New England Teamsters argues that the 1st Circuit decision failed to follow the totality of the circumstances test outlined by the Supreme Court in Commissioner v. Culbertson (1949), which the fund says, “is the seminal case in determining whether a partnership exists.” The fund says the appellate court’s analysis under Luna v. Commissioner, a 1964 Tax Court case, is narrower. “By limiting its analysis to the ‘Luna factors,’ the decision ignores the facts that throw light on the ‘true intent’ of the parties, specifically the undisputed fact that all of the entities in question were controlled by the same two men,” the petition says. “As the sole members of the limited partner committees, [the two men] made all of the decisions (both before and after the purchase of SBI), while hiding behind the guise of an LLC.”

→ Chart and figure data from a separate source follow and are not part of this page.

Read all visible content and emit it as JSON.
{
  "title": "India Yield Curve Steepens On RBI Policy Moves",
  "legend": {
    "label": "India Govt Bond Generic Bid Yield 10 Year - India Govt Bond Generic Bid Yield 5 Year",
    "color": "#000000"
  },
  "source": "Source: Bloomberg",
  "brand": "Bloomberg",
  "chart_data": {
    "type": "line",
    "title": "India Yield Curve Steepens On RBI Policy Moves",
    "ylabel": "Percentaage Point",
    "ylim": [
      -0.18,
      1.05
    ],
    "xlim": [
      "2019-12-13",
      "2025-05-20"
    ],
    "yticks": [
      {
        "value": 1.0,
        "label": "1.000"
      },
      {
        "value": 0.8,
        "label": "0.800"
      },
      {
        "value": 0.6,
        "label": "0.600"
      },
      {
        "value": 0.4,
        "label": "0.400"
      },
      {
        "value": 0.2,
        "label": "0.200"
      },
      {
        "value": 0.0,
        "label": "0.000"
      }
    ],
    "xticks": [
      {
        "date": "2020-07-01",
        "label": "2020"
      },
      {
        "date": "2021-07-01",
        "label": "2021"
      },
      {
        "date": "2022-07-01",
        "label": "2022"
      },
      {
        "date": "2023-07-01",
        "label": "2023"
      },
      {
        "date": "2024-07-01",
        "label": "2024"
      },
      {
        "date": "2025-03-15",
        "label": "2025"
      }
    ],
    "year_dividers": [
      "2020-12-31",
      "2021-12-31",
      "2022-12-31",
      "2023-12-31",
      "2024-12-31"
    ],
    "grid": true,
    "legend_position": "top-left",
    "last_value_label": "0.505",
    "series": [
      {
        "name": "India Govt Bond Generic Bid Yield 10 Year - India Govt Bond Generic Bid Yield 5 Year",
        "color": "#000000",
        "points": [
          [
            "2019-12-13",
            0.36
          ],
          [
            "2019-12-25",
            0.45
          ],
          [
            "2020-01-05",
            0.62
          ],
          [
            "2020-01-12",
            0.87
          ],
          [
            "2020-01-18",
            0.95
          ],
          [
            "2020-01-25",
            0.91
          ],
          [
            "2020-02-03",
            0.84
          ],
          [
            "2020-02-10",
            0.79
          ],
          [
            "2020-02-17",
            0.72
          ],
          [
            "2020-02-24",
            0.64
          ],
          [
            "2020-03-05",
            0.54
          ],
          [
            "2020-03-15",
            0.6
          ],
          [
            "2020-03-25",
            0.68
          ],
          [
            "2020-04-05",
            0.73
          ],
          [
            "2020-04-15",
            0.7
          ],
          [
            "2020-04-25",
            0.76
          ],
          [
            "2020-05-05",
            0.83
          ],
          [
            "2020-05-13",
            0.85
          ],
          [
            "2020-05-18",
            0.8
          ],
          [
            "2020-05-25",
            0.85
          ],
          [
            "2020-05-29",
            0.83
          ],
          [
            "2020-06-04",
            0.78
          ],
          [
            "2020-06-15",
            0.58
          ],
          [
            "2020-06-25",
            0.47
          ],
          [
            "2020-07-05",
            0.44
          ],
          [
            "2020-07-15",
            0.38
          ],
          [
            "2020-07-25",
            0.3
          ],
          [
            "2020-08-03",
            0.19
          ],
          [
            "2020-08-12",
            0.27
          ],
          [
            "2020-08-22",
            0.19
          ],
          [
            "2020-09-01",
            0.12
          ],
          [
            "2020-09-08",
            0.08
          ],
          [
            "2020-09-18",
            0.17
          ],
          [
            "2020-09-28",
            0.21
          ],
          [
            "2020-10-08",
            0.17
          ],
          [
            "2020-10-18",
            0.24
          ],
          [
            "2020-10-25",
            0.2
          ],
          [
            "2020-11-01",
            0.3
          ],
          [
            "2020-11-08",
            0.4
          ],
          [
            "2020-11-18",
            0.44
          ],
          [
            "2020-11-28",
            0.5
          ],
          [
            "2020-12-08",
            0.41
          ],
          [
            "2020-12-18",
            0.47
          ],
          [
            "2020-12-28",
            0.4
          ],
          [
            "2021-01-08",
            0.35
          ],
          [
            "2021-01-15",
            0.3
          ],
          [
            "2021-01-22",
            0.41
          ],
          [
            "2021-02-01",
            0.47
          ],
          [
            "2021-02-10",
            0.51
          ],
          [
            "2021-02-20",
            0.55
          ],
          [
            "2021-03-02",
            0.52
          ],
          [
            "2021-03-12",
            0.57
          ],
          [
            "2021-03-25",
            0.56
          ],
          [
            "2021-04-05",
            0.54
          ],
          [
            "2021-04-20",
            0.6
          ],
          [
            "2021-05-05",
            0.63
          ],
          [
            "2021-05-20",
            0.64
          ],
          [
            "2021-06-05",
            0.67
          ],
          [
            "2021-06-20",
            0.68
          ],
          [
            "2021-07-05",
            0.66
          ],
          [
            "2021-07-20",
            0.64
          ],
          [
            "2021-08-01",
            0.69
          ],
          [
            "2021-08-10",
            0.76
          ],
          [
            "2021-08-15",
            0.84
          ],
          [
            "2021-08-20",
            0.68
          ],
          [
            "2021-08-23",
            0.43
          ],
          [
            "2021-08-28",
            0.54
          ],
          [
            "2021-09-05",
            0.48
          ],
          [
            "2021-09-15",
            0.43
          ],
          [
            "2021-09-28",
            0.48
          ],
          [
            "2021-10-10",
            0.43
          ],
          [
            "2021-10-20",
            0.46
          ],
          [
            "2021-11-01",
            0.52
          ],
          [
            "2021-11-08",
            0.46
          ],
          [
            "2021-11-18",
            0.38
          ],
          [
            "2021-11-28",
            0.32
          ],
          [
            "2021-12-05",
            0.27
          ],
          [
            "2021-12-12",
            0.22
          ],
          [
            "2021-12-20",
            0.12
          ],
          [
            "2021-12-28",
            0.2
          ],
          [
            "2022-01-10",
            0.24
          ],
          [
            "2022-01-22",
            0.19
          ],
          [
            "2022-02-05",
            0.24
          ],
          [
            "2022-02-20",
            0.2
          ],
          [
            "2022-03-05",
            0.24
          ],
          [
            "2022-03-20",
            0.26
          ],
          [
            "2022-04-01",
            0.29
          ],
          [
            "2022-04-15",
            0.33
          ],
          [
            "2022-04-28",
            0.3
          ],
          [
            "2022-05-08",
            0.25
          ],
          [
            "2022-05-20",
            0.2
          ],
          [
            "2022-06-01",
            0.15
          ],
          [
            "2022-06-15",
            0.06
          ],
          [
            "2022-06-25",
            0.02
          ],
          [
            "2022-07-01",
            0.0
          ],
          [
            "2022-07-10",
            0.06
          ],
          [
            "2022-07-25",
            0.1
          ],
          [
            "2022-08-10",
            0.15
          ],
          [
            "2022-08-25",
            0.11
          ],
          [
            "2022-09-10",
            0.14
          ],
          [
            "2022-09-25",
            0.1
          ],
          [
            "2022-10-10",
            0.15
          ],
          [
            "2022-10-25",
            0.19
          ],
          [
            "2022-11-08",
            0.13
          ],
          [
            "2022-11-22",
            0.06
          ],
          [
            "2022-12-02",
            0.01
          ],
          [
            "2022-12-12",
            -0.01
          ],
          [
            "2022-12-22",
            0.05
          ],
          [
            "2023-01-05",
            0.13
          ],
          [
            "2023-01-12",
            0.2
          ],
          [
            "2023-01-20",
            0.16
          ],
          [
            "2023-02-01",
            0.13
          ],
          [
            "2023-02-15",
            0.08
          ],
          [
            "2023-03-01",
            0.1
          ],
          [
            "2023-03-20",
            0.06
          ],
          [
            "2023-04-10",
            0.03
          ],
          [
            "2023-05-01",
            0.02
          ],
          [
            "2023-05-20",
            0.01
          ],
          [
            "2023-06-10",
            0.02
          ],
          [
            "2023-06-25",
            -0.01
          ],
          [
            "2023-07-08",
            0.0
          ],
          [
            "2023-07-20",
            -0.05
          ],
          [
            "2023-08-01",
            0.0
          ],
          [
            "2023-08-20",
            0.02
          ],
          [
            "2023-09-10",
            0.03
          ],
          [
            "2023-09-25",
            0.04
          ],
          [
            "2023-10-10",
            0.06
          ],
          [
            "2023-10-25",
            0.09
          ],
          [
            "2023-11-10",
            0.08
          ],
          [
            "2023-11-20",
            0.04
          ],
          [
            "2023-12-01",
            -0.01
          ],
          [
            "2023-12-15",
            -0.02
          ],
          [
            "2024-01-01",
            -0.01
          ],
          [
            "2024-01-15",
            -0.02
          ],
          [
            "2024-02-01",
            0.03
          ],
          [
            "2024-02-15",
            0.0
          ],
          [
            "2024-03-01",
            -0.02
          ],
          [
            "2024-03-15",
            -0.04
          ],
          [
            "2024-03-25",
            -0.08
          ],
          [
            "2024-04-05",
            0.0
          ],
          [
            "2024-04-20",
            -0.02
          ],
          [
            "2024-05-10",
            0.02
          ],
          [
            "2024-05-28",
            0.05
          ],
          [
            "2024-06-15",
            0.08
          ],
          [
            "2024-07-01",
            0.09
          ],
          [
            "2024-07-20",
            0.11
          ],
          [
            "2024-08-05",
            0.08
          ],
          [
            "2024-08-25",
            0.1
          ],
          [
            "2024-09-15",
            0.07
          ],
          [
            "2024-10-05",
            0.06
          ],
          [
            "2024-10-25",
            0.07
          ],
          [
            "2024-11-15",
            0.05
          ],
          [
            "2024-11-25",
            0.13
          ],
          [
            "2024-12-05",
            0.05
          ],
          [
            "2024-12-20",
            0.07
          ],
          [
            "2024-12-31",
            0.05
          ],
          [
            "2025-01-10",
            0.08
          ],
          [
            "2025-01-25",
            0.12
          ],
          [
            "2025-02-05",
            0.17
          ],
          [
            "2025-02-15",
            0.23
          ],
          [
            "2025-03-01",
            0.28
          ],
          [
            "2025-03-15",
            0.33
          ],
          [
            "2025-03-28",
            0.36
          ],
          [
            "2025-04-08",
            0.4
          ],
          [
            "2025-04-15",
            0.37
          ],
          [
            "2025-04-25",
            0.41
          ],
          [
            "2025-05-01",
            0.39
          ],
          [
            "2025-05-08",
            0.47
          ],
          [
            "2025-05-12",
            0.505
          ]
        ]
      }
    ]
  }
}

In addition, New England Teamsters says the 1st Circuit’s analysis is informed by a misstatement of the purpose of ERISA and the MPPAA. “It finds without justification that a principal purpose of the statute is ‘to encourage the private sector to invest in, or assume control of, struggling companies with pension plans.’ Citing this misstatement, it seeks authorization from Congress and the Pension Benefit Guaranty Corporation (PBGC) which reaches beyond what is provided in the current statute in order to hold private equity funds liable for withdrawal liability,” the petition says.

The pension fund argues that this is at odds with the purpose of the MPPAA acknowledged by the Supreme Court—to protect multiemployer plans from the financial burdens that result when one employer withdraws from a multiemployer plan without first funding its uncovered liabilities.

“In essence, it has created a judicial exemption to withdrawal liability that shields private equity firms,” the petition says.

The case is important as more private equity funds do acquisitions in industries where multiemployer plans are common, according to John Lowell, Atlanta-based actuary and partner with October Three Consulting LLC.